The students say the government in Poland does not see them as refugees, even if they fled Ukraine for the same reasons as their Ukrainian counterparts.
"I think there is both a moral argument, a legal argument, but also a geopolitical argument that this needs to be a learning moment for the way the world recognizes that a refugee is defined not by their nationality, but by their status," says David Miliband, President of the International Rescue Committee. "And that's what it says in law, and that's what should be played out, especially by richer countries who have no excuse, frankly, for the discrimination that exists."
The Polish government has not responded to NPR's request for comment.
Ima and Shakira keep trying to rebuild their future, but there are a lot of unanswered questions.
"So how do we continue? How do we forge ahead?" says Shakira. "We want to pursue our education. We want to push our dreams."
Shakira says they are not looking for handouts and they don't want charity. What they want, she says, is for governments in the region to open up opportunities for people like her to resume their studies.
Right now, some African students say it feels like they are suspended in a legal limbo.
"You're stuck in between. We can't go forward, you can't go backward. The law should factor us also. We are not Ukrainians, yes, but we were there when this war happened," Shakira says. "We've been here for, like, two months. Nothing is happening. We are not working."
Shakira and Ima met each other after they escaped the war. The experience has not only made them roommates in the NDOP residence they share, they have also become close.
"They are bonded. They live like brothers and sisters," says Chizoba Joy Oche.
Officially, Oche is the General Secretary of the NDOP. Unofficially, she's the house mother in a place that has become home for dozens of Africans.
"We've heard about Cameroonians, Togo, Ghana, Kenya, there are so many Zimbabweans. So many people have passed through our shelter," she says.
The teenagers at the house do the kinds of things families would do together. They braid each other's hair, spend hours on social media, they cook and celebrate birthdays; anything to create some sense of normalcy during this scary, uncertain time.
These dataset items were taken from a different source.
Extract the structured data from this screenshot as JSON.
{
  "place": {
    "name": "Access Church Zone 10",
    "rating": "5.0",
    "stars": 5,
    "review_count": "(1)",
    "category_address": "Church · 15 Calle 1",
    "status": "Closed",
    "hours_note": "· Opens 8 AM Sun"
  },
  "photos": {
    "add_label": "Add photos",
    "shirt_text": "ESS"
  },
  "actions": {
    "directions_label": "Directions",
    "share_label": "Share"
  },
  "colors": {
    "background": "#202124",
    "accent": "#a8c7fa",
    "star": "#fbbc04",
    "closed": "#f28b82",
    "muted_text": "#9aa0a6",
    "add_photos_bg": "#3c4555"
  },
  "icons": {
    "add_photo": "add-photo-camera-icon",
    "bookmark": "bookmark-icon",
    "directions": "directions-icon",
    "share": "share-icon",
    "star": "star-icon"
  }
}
But that comradery is fleeting.
"We ourselves are tired of being here," Shakira says. "Nothing is happening. Our life is, we are just, like, stuck in a cage."
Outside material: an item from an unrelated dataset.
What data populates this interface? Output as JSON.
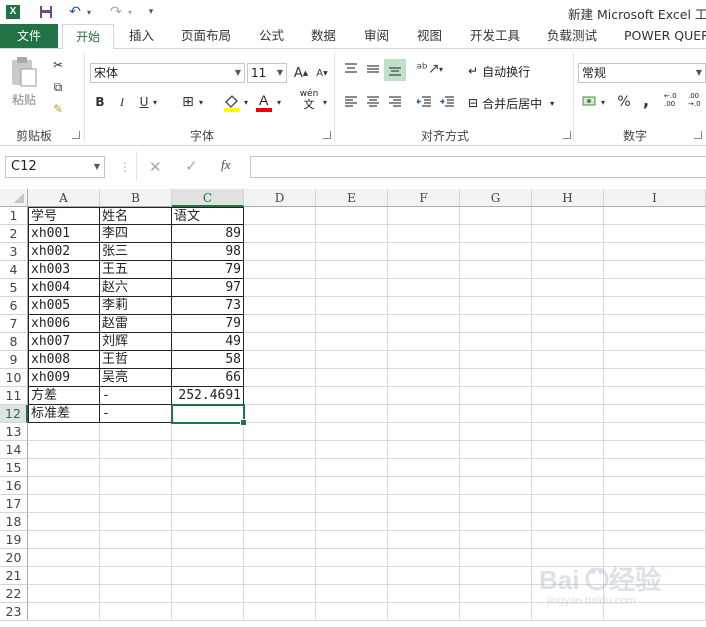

The shelter was a temporary solution to a war that triggered the largest refugee crisis in Europe since World War II. Almost three months into the war in Ukraine, with uncertainty about their return to Ukraine, the students are already considering what their future might look like.
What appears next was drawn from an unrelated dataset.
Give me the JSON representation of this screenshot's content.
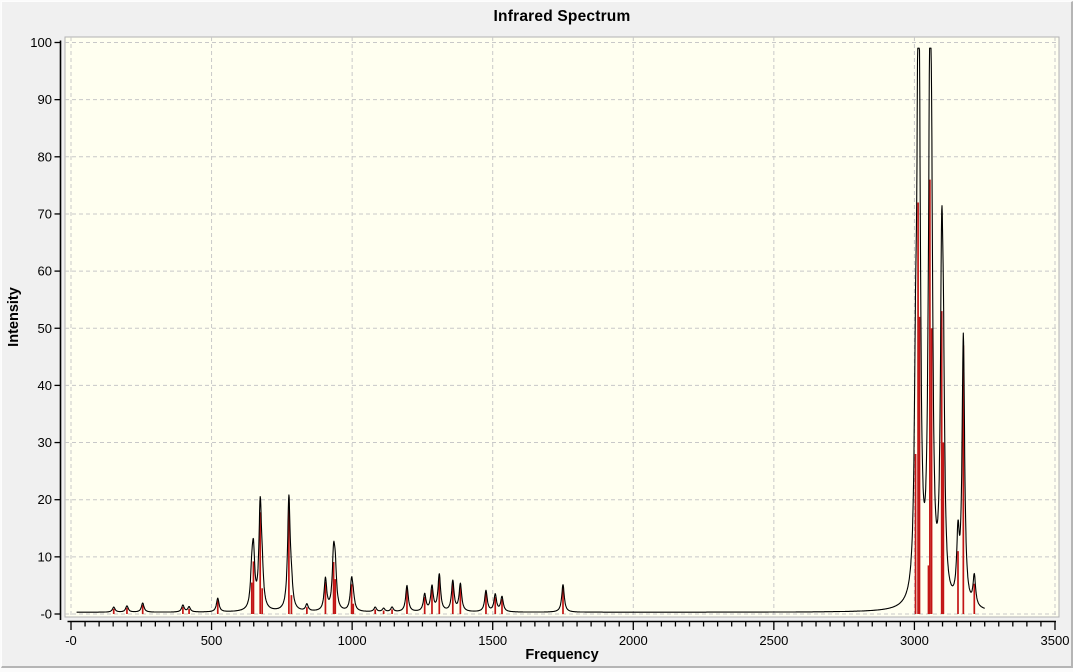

Ima left her official documents in Ukraine and although she is taking online language courses, she is afraid that her slot in medical school is at risk. She says medical school is much more expensive for her in Poland, even if she were able to get legal status. And going back to Nigeria is not a possibility. So her options are limited. And now, her dreams of going to medical school include the calculations of going back to a country at war.
"I actually want to go back to Ukraine," Ima says. "That's the only resort right now. It's unsafe, but I really don't have any better choice right now."
Ina has always wanted to be a doctor. And for now, she is not letting a war get in her way.